Burt suggested an alternative to Coleman’s explanation of the source of social capital. He argued that social capital is bridging in nature and is associated with the social structure full of structural holes, existing when the ties within a network are weak and many potential new contacts can be established. Social capital is accumulated by individuals serving as brokers, connecting otherwise unconnected individuals. The advantages created by bridging social capital include better access to novel information and to diverse human and financial capital of other people, having greater visibility and being able to produce more innovative solutions. Burt also noted that weaker ties do not require investment to sustain the level of closeness necessary for cohesion.
In terms of social network measures, a network with structural holes is characterized by a lower density and a lower mean strength of co-authorship ties. It typically includes many participants, i.e. it is large. Finally, a network with structural holes has a high value of efficiency. This is another one of Burt’s complex measures that uses size, density and mean strength of ties to assess redundancy and number of holes in a network.
In the case of co-authorship networks, a researcher demonstrating an egocentric (i.e. individual) network of structural holes would have an extended network of contacts with whom he/she co-authors only once. The co-authors would be expected to be very different in their conceptual and methodological backgrounds, depending on their field and line of inquiry. Such authors could be more productive because they would generate more novel ideas due to working in interdisciplinary fields. They might also have higher visibility because co-authors would publish and cite collaborative papers in diverse journals, thus increasing each other’s visibility and the chances that the work would be cited by people outside the network. They would also have better access to resources.
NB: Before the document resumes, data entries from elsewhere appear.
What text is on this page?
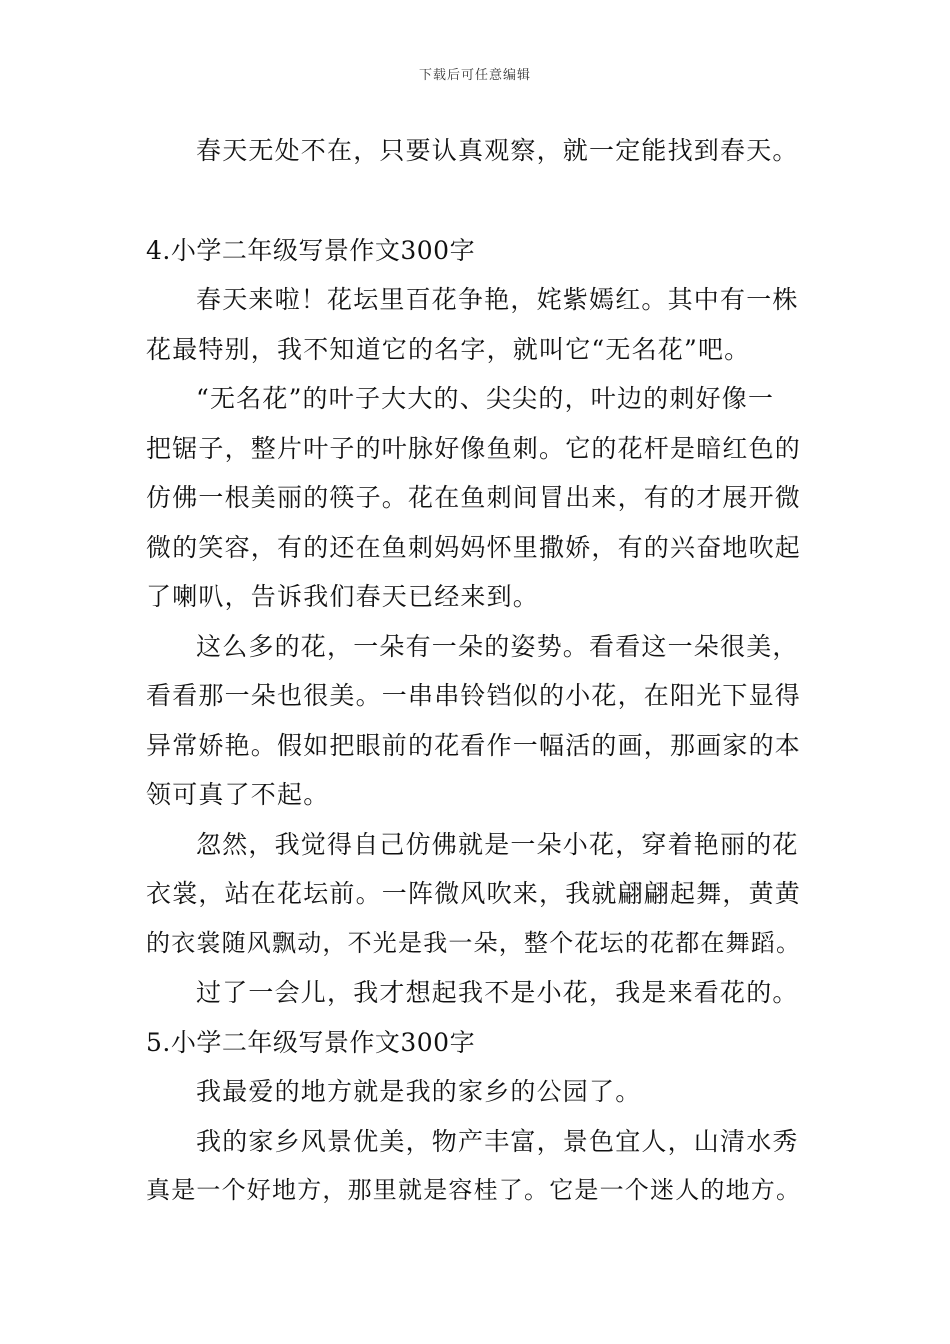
下载后可任意编辑
春天无处不在，只要认真观察，就一定能找到春天。
4.小学二年级写景作文300字
春天来啦！花坛里百花争艳，姹紫嫣红。其中有一株
花最特别，我不知道它的名字，就叫它“无名花”吧。
“无名花”的叶子大大的、尖尖的，叶边的刺好像一
把锯子，整片叶子的叶脉好像鱼刺。它的花杆是暗红色的
仿佛一根美丽的筷子。花在鱼刺间冒出来，有的才展开微
微的笑容，有的还在鱼刺妈妈怀里撒娇，有的兴奋地吹起
了喇叭，告诉我们春天已经来到。
这么多的花，一朵有一朵的姿势。看看这一朵很美，
看看那一朵也很美。一串串铃铛似的小花，在阳光下显得
异常娇艳。假如把眼前的花看作一幅活的画，那画家的本
领可真了不起。
忽然，我觉得自己仿佛就是一朵小花，穿着艳丽的花
衣裳，站在花坛前。一阵微风吹来，我就翩翩起舞，黄黄
的衣裳随风飘动，不光是我一朵，整个花坛的花都在舞蹈。
过了一会儿，我才想起我不是小花，我是来看花的。
5.小学二年级写景作文300字
我最爱的地方就是我的家乡的公园了。
我的家乡风景优美，物产丰富，景色宜人，山清水秀
真是一个好地方，那里就是容桂了。它是一个迷人的地方。
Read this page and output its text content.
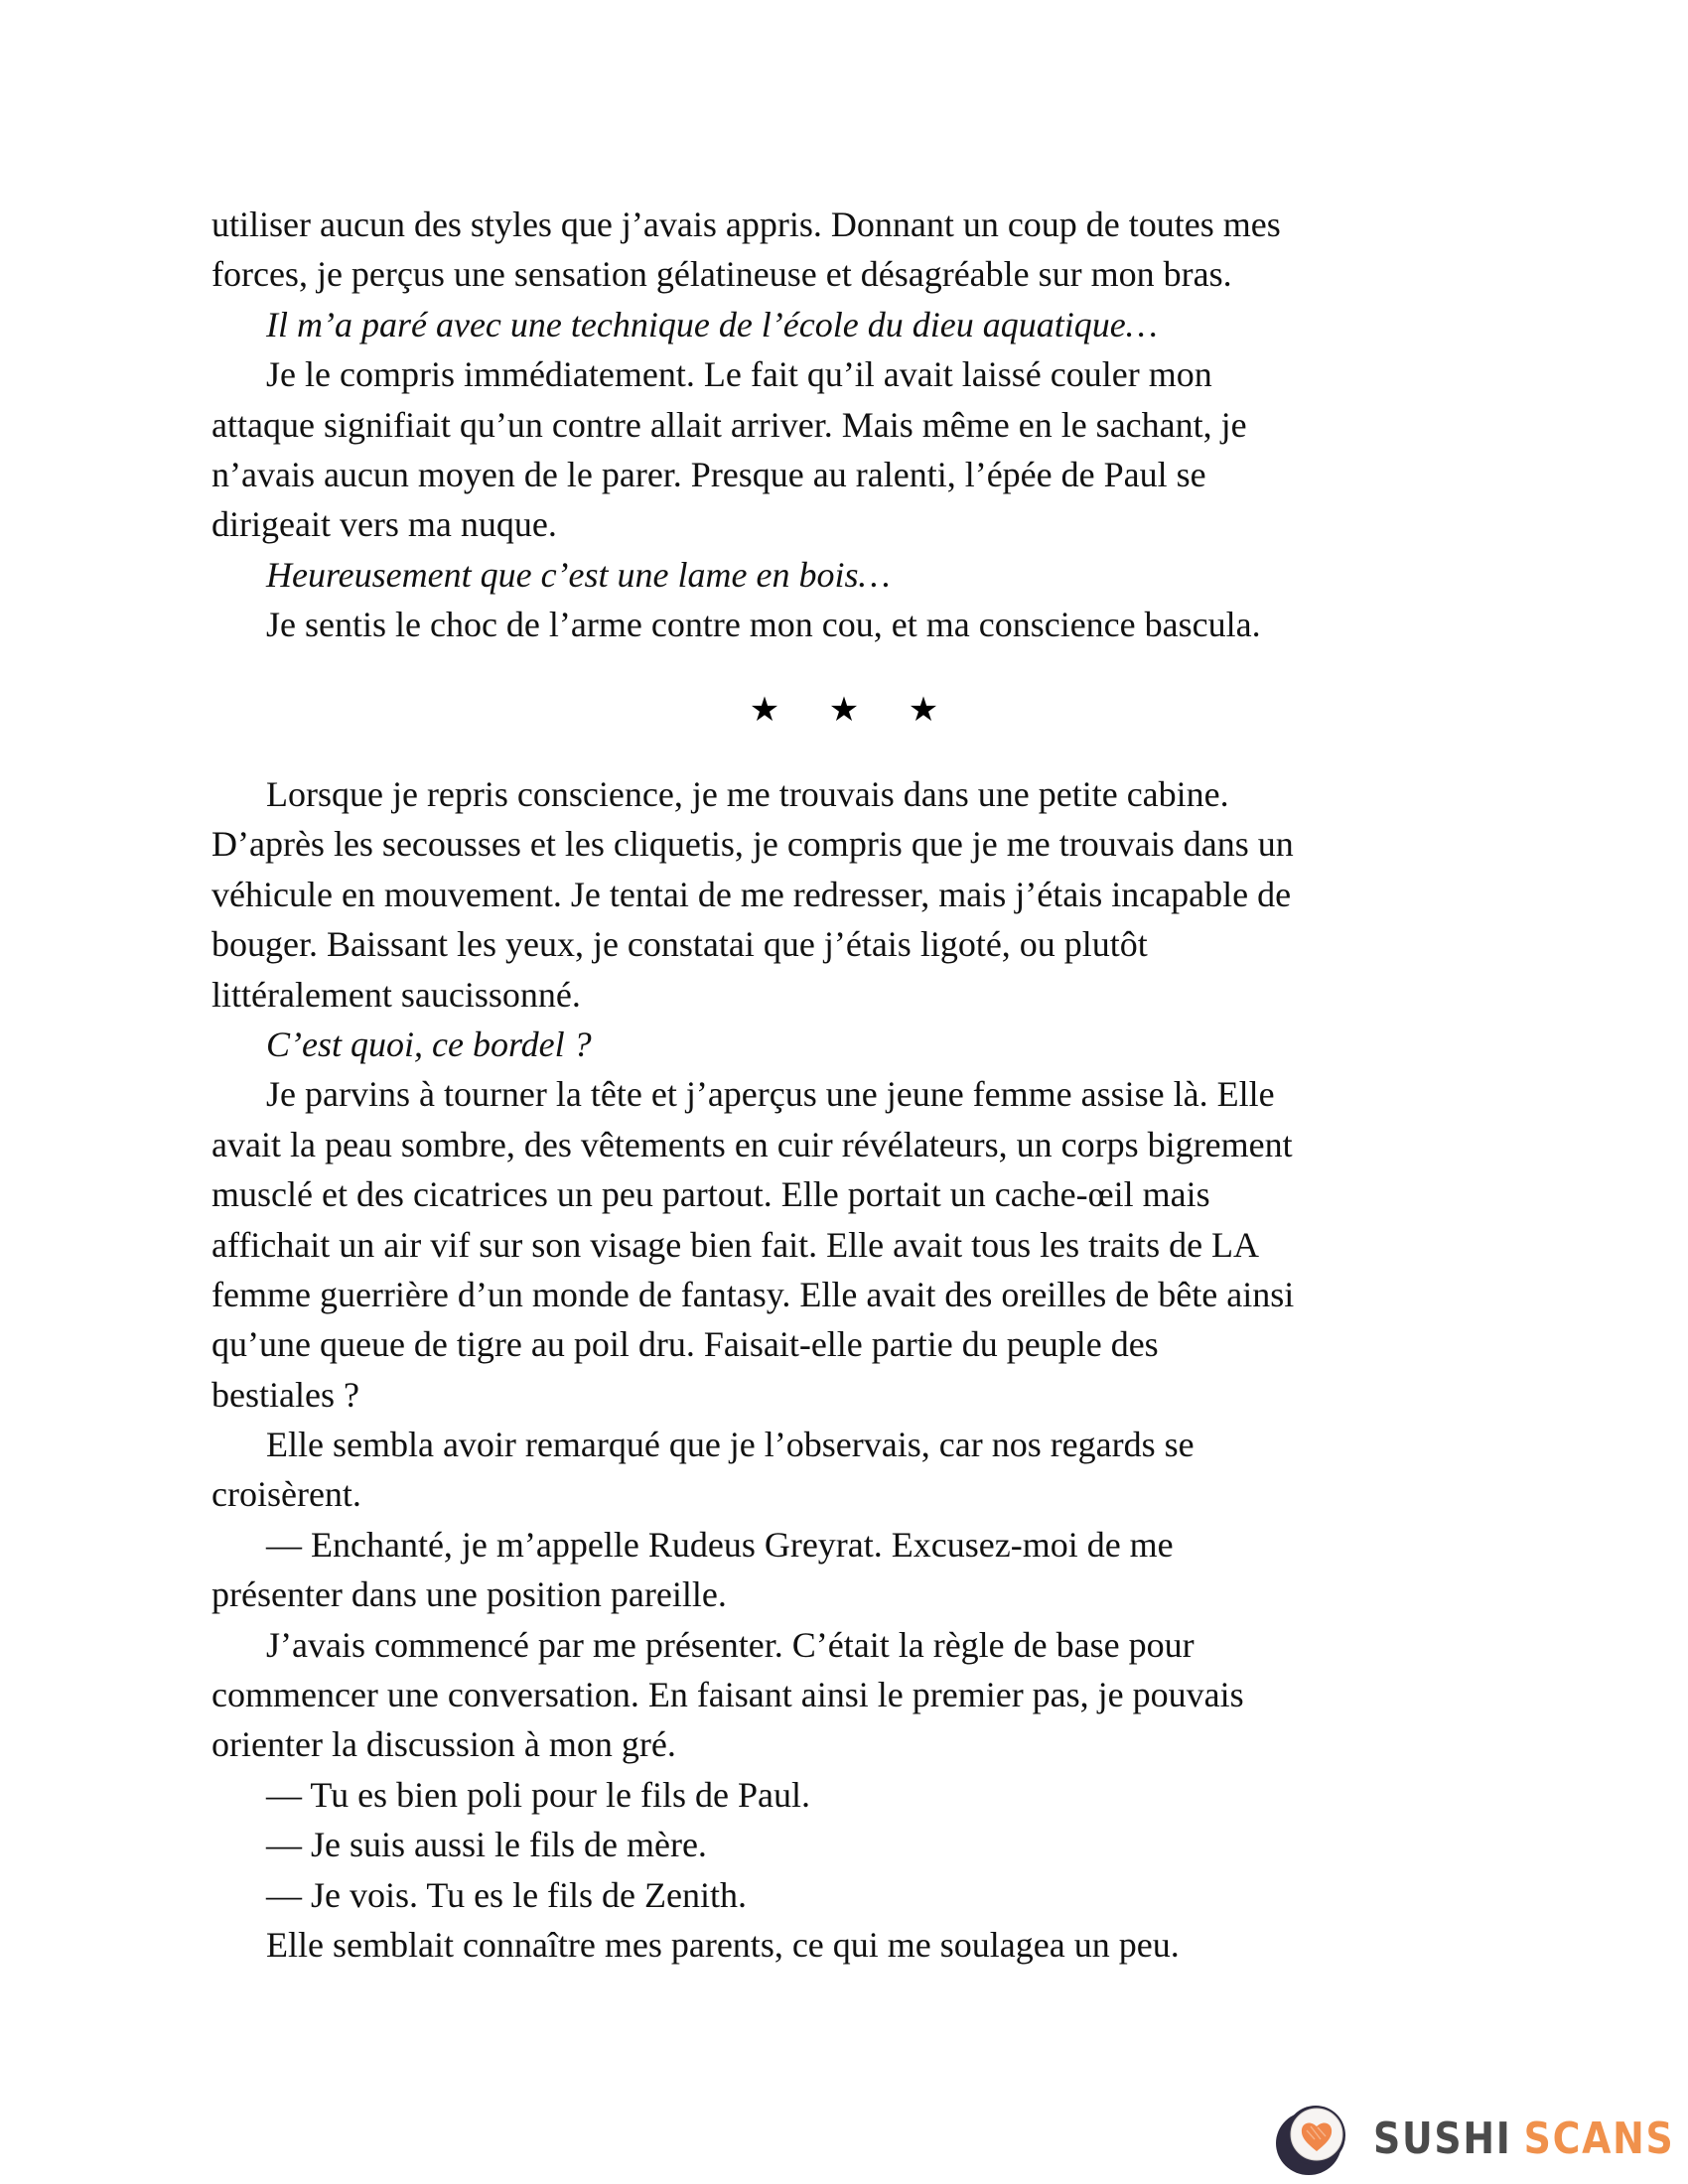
utiliser aucun des styles que j’avais appris. Donnant un coup de toutes mes
forces, je perçus une sensation gélatineuse et désagréable sur mon bras.
Il m’a paré avec une technique de l’école du dieu aquatique…
Je le compris immédiatement. Le fait qu’il avait laissé couler mon
attaque signifiait qu’un contre allait arriver. Mais même en le sachant, je
n’avais aucun moyen de le parer. Presque au ralenti, l’épée de Paul se
dirigeait vers ma nuque.
Heureusement que c’est une lame en bois…
Je sentis le choc de l’arme contre mon cou, et ma conscience bascula.
★	★	★
Lorsque je repris conscience, je me trouvais dans une petite cabine.
D’après les secousses et les cliquetis, je compris que je me trouvais dans un
véhicule en mouvement. Je tentai de me redresser, mais j’étais incapable de
bouger. Baissant les yeux, je constatai que j’étais ligoté, ou plutôt
littéralement saucissonné.
C’est quoi, ce bordel ?
Je parvins à tourner la tête et j’aperçus une jeune femme assise là. Elle
avait la peau sombre, des vêtements en cuir révélateurs, un corps bigrement
musclé et des cicatrices un peu partout. Elle portait un cache-œil mais
affichait un air vif sur son visage bien fait. Elle avait tous les traits de LA
femme guerrière d’un monde de fantasy. Elle avait des oreilles de bête ainsi
qu’une queue de tigre au poil dru. Faisait-elle partie du peuple des
bestiales ?
Elle sembla avoir remarqué que je l’observais, car nos regards se
croisèrent.
— Enchanté, je m’appelle Rudeus Greyrat. Excusez-moi de me
présenter dans une position pareille.
J’avais commencé par me présenter. C’était la règle de base pour
commencer une conversation. En faisant ainsi le premier pas, je pouvais
orienter la discussion à mon gré.
— Tu es bien poli pour le fils de Paul.
— Je suis aussi le fils de mère.
— Je vois. Tu es le fils de Zenith.
Elle semblait connaître mes parents, ce qui me soulagea un peu.
SUSHI SCANS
Building on the ideas of Coleman and Burt, and utilizing the summary measures of constraint and efficiency, Rumsey-Wairepo developed the following classification of co-authorship structures: (1) isolate structure, which is characteristic for a researchers, who tends to publish alone; (2) dyadic structure, which is common for researchers working in exclusive pairs; (3) cohesive structure , which is characterized by a high value of constraint and a low value of efficiency; (4) structural holes structure, which is characterized by low constraint and high efficiency; (5) independent structure, which is characteristic for configuration of ties with low values for both measures; (6) complex structure, which is characteristic for tie configurations with high values of both measures; (7) middle structure, which is essentially the middle ground, where the configuration is average in both efficiency and constraint.
In this study, to classify types of co-authorship tendencies, we use Rumsey-Wairepo’s system of classification with two minor modifications. Specifically, to make labels for tendencies more parallel, we use the labels “bonding” and “bridging” for cohesive and structural holes tendencies respectively. The labels will correspond to two types of social capital created by the tendencies. In addition to that, the label “complex” is replaced with the label “combination,” which better describes the essence of the tendency. Figure 1 summarizes the adapted visual representation of the classification of co-authorship tendencies based on Rumsey-Wairepo. Table 1 provides a lay description of the tendencies.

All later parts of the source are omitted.